There are glimmers of light in this dark tunnel. Liam Conejo Ramos, the five-year-old boy whose picture made international news, was released from a Texas detention center with his father, Adrián Conejo Arias. They were wrongly arrested in Minneapolis on January 20 while returning from school.

 

Both are asylum seekers with pending applications, yet they were detained. Federal Judge Fred Briery in Texas said their detention “has its genesis in the ill-conceived and incompetently-implemented government pursuit of daily deportation quotas, apparently even if it requires traumatizing children.”

 

In the fight between decency and cruelty, both public and judicial pressure are crucial forces for change against Trump’s immigration excesses.

 

Another federal district judge for the District of Columbia, Ana C. Reyes, stayed the Trump administration’s cancellation of TPS for 350,000 Haitians while lawsuits filed by those affected continue to proceed. There are fears that Trump’s detention and deportation machine will target cities with high concentrations of Haitians, such as Springfield, Ohio, especially if they lose protection from deportation by having their TPS revoked.

 

During the 2024 campaign, Trump falsely claimed that Haitians were killing and eating Springfield residents’ pets and JD Vance, then an Ohio senator and vice presidential candidate, repeated this claim, even after his team confirmed it was false.

 

At the Grammy Awards, several musicians, led by Puerto Rican Grammy-winner Bad Bunny, spoke out against ICE violence. Benito Antonio Martínez Ocasio, Bad Bunny’s real name, urged people not to let hatred consume them and called for a protest rooted in love, not hate.

 

Some people will say that this is not important, but it is another element of public pressure that strengthens what protesters in Minneapolis, Los Angeles, Chicago, and other places across the country are already doing by helping their immigrant neighbors and condemning the abuse of power by federal immigration authorities that has already claimed the lives of U.S. citizens Renee Nicole Good and Alex Pretti and the dozens of immigrants have also died in ICE custody in detention centers where there are reports of abuse, mistreatment, lack of medical care, and unhealthy conditions.

 

Criticism of Trump’s tactics are now coming from varied and influential sectors, such as prominent entertainers speaking out at award shows, leading sports figures making public statements, and top technology CEOs like Apple’s Tim Cook, who directly addressed recent events in a company-wide memo.

 

The AP reported that Cook emailed staff expressing dissatisfaction with events in Minneapolis.

 

“I believe America is strongest when we live up to our highest ideals, when we treat everyone with dignity and respect no matter who they are or where they’re from, and when we embrace our shared humanity,” Cook said.

 

In other words, criticism now comes not just from immigrants, their neighbors, or supporters.

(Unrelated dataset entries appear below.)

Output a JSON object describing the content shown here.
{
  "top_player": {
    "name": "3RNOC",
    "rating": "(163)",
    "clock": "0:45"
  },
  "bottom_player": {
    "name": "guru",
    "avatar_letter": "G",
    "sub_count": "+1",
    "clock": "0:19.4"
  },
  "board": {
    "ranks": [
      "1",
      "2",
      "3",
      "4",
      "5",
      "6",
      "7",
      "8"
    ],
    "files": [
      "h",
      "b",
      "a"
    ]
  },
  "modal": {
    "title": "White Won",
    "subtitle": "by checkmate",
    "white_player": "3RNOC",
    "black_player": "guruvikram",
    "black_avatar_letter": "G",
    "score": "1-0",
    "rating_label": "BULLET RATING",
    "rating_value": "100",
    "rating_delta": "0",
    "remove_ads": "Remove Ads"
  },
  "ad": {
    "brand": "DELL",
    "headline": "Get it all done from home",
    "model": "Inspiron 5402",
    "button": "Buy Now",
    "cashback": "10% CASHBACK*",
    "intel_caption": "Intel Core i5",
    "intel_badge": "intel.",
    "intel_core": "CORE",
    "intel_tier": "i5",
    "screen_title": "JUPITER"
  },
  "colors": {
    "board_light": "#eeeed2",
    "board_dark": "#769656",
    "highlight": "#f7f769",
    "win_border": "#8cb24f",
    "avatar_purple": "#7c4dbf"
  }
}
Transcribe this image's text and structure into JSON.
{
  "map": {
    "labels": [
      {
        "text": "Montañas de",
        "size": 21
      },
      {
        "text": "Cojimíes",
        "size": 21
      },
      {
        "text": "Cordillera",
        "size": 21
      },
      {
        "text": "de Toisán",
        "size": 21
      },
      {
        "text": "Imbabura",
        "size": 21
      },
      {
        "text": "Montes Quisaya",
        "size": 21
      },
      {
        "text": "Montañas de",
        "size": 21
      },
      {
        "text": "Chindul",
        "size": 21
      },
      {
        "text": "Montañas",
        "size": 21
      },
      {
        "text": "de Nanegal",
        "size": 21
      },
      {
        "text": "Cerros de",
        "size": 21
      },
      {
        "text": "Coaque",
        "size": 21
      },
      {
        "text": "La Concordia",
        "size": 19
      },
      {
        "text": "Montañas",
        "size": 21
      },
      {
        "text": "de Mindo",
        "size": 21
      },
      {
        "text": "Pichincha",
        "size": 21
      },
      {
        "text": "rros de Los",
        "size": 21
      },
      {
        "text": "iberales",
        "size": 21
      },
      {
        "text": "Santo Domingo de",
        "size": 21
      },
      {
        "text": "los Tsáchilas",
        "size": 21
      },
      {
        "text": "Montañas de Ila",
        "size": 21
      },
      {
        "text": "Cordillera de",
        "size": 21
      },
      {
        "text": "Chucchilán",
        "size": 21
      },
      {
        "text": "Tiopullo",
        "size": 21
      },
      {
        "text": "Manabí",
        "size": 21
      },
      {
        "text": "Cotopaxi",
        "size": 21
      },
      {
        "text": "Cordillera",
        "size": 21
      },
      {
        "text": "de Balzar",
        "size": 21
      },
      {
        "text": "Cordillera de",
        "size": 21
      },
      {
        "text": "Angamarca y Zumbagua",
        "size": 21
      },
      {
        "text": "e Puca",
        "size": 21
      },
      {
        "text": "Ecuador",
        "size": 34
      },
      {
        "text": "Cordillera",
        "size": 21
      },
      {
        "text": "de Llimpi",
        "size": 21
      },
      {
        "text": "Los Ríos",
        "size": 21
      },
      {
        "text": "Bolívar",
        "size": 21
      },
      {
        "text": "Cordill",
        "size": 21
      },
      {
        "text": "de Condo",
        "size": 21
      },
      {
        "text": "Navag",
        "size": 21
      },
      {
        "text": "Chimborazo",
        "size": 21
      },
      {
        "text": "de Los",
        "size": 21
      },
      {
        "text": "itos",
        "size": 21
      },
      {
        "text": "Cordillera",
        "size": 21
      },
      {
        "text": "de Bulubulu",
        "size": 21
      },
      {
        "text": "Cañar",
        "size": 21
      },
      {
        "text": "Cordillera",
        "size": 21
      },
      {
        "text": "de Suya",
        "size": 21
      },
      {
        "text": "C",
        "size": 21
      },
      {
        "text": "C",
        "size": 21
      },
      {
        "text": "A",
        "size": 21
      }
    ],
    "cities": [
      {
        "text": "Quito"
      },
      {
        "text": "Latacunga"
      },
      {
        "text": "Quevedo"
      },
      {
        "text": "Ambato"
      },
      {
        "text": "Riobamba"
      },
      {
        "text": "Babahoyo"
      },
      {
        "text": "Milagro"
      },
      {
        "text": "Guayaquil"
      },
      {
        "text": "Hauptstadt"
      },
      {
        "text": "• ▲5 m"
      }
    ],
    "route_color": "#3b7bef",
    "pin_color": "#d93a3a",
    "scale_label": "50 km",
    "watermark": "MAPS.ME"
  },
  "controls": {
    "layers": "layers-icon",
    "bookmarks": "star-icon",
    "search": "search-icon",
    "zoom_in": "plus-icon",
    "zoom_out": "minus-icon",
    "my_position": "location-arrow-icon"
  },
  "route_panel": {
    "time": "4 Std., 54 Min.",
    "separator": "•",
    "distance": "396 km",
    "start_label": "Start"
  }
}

The circle has widened, as opinion polls reflect declining support for Trump’s administration overall and his immigration policies specifically. Support for ICE’s performance is also lacking.

 

While Republicans still support Trump’s immigration policies, this support has eroded—especially after Pretti was shot and killed by a CBP agent.

 

This pressure could bring change—not as quickly or broadly as needed, but change nonetheless.

 

For example, on February 2, DHS Secretary Kristi Noem announced that DHS agents in Minneapolis will wear body cameras, a change Democrats demand to release the multi-billion-dollar ICE budget in the latest legislative fight. And the border czar, Tom Homan, announced that 700 ICE and CBP agents will leave Minneapolis, reducing the total from 3,000 to 2,300.

 

However, we do not want to ignore the reality on the ground, and we know that despite unfavorable polls, protests, deaths, and cosmetic changes to his strategy, Trump will not change his anti-immigrant stance because it is part of his very essence.

 

And his advisor, Stephen Miller, the architect of his most extreme and cruel immigration policies, including the separation of migrant children from their parents during Trump’s first term, will keep hatching plans because persecution of immigrants is his life’s mission.

 

In the fight between decency and cruelty, both public and judicial pressure are crucial forces for change against Trump’s immigration excesses.

 

Maribel Hastings is a Senior Advisor to América’s Voice.